By Natalie Guio
The Trademark Modernization Act (“TMA”) was enacted on December 27, 2020. Many of its provisions took effect in December of 2021, with shortened office action response deadlines still to take effect in 2022 and 2023. The USPTO’s primary goals in implementing the TMA are to deter fraudulent activity and abuse of the trademark register, clear unused registered marks from the federal trademark register, and to move applications through the registration process more efficiently. All applicants and registrants can be affected and should be aware of the major changes that have resulted from the TMA.
Shortened Office Action Response Deadlines
On December 3, 2022, pre-registration office action response deadlines will be shortened from 6 months to 3 months. Applicants will be able to request one extension of time for an additional 3 months for a fee of $125. Office actions issued prior to December 3, 2022 will maintain the 6 month response period. Post-registration office actions will have shortened response deadlines implemented in October 2023.
International applicants under Madrid Protocol (66(a) applicants) will not be affected by this change. 66(a) applicants will still enjoy a 6 month non-extendable response period.
Expungement and Reexamination Proceedings
On December 18, 2021 new ex parte expungement and reexamination proceedings were implemented as a cancellation tool to remove marks from the trademark register that were never used in commerce or were not in use as of a particular date relevant to the filing basis of the registration. The new proceedings are intended to be a more efficient and less expensive alternative to proceedings before the Trademark Trial and Appeal Board.
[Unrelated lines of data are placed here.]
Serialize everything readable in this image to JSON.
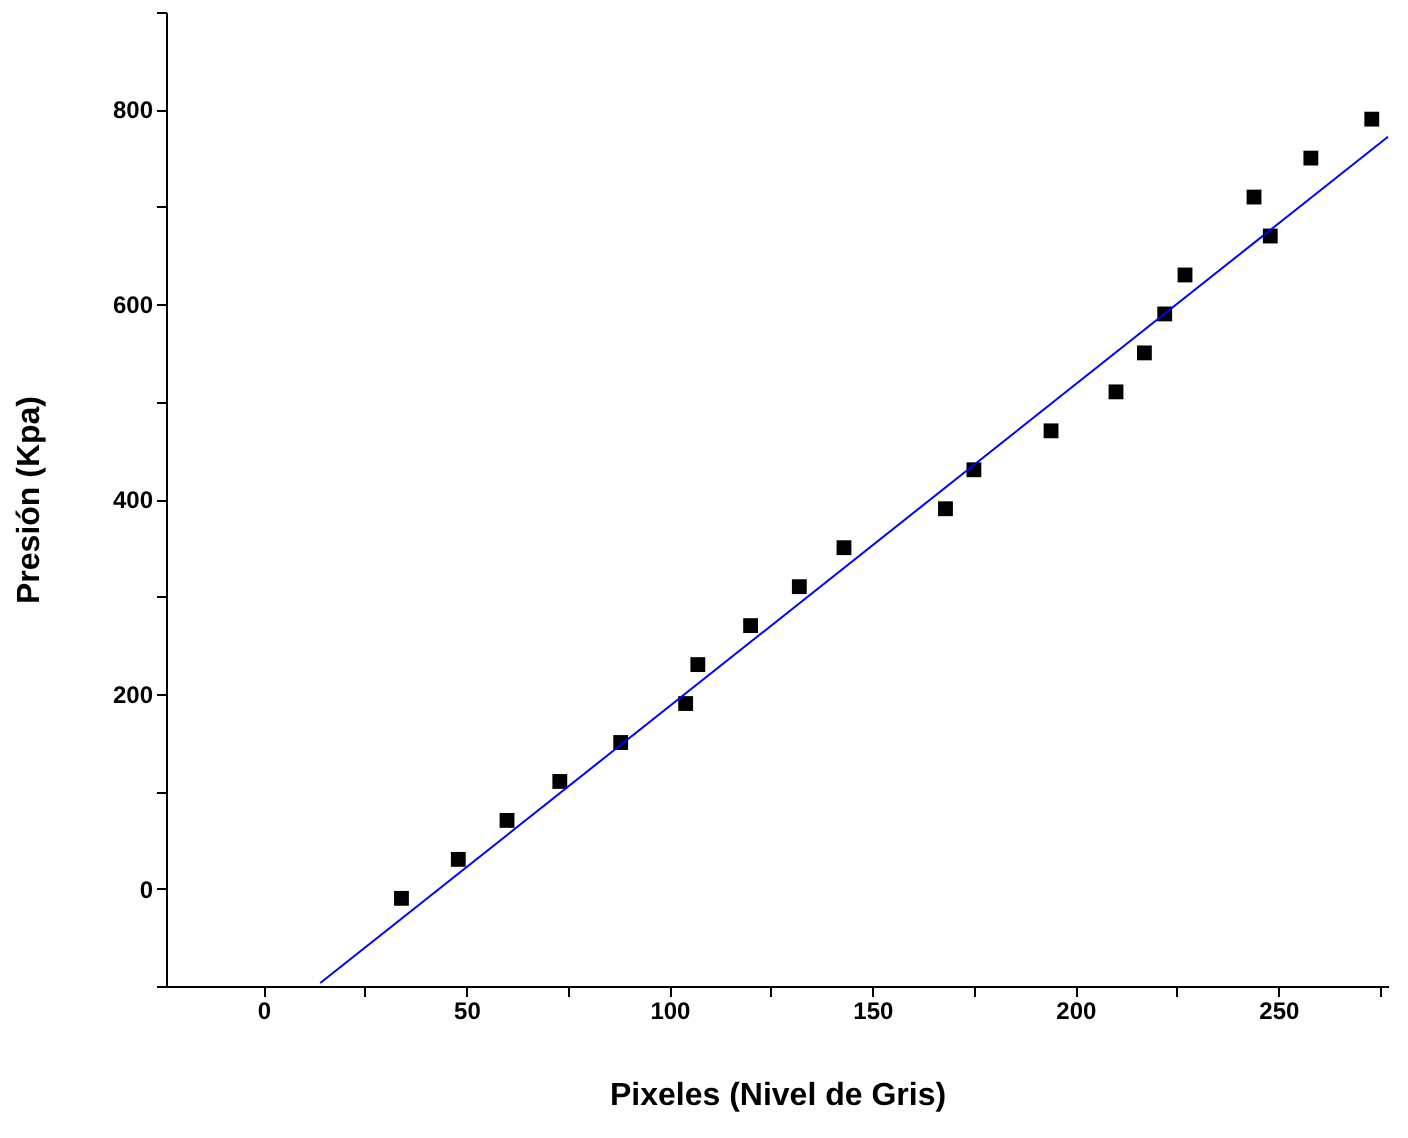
{
  "chart_data": {
    "type": "scatter",
    "xlabel": "Pixeles (Nivel de Gris)",
    "ylabel": "Presión (Kpa)",
    "xlim": [
      -24,
      277
    ],
    "ylim": [
      -100,
      900
    ],
    "xticks": [
      0,
      {
        "value": 25,
        "label": null
      },
      50,
      {
        "value": 75,
        "label": null
      },
      100,
      {
        "value": 125,
        "label": null
      },
      150,
      {
        "value": 175,
        "label": null
      },
      200,
      {
        "value": 225,
        "label": null
      },
      250,
      {
        "value": 275,
        "label": null
      }
    ],
    "yticks": [
      {
        "value": -100,
        "label": null
      },
      0,
      {
        "value": 100,
        "label": null
      },
      200,
      {
        "value": 300,
        "label": null
      },
      400,
      {
        "value": 500,
        "label": null
      },
      600,
      {
        "value": 700,
        "label": null
      },
      800,
      {
        "value": 900,
        "label": null
      }
    ],
    "grid": false,
    "series": [
      {
        "color": "#000000",
        "marker": "square",
        "x": [
          34,
          48,
          60,
          73,
          88,
          104,
          107,
          120,
          132,
          143,
          168,
          175,
          194,
          210,
          217,
          222,
          227,
          244,
          248,
          258,
          273
        ],
        "values": [
          -10,
          30,
          70,
          110,
          150,
          190,
          230,
          270,
          310,
          350,
          390,
          430,
          470,
          510,
          550,
          590,
          630,
          710,
          670,
          750,
          790
        ]
      },
      {
        "type": "line",
        "color": "#0000ff",
        "line_style": "solid",
        "x": [
          14,
          277
        ],
        "values": [
          -97,
          772
        ]
      }
    ]
  }
}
Any party may request a cancellation of some or all of a registered mark’s goods or services because the registrant never used the trademark in connection with some or all of the goods or services in U.S. Commerce. The request must be filed after the mark has been registered for at least 3 years, but before the mark has been registered for ten years. Until December 27, 2023, an expungement proceeding can be requested for any mark over 3 years old, even if the mark has been registered for over ten years.
Expungement proceedings are available for registrations based on Lanham Act Sections 1 (use in commerce), 44 (foreign registrations) and 66 (Madrid Protocol). Registrants relying on Sections 44 and 66 may still assert excusable non-use for the first 5 years of registration if there are special circumstances preventing the registrant’s use of the mark in the United States.
Reexamination proceedings allow the petitioner to challenge a registration on the basis that the mark was not actually in use for some or all of the goods or services on or before its relevant date. For registrations that were originally applied-for based on use in commerce (and were not amended to an intent-to use basis), the relevant date is the filing date of the application. For registrations that were originally applied-for on an intent-to use basis, the relevant date is either the date an accepted allegation of use was filed or, if a statement of use was filed, the relevant date is the expiration date of the statement of use period. As such, reexamination proceedings are only available for registrations based on Section 1 of the Lanham Act. Reexamination proceedings must be requested before the mark has been registered for 5 years.
General Information Applicable to Both Expungement and Reexamination Proceedings
The party requesting cancellation must pay a $400 filing fee per class. The petitioner must also include a verified statement that they conducted a reasonable investigation/comprehensive search. The petition must include evidence supporting a prima facie case of nonuse in commerce and an index of the required evidence. After the petition for expungement or reexamination has been filed, the USPTO Director will determine if the requesting party has provided sufficient evidence to initiate the proceeding. If so, an Office Action will be issued to the registrant and the proceeding will continue between the USPTO and the registrant, without further involvement of the petitioner.
Registrants whose marks are the subject of a proceeding will need to be represented by a U.S. licensed attorney and will have 3 months to respond and assert use of their marks in commerce. The deadline is extendable by 1 month for a fee of $125.
The PTO Director can also initiate either of these proceedings on his own, without a third-party request.
Considerations for Trademark Owners
1. Registrants should consider reviewing their trademark portfolio to delete any goods or services not currently used in commerce in connection with each mark to prevent being the subject of either of these cancellation proceedings.
2. If a registrant qualifies to file a declaration of excusable non-use, consider doing so to prevent being the subject of a cancellation proceeding.
3. Registrants should be careful to document use of their marks in U.S. commerce so they are prepared in the event that their registration is challenged.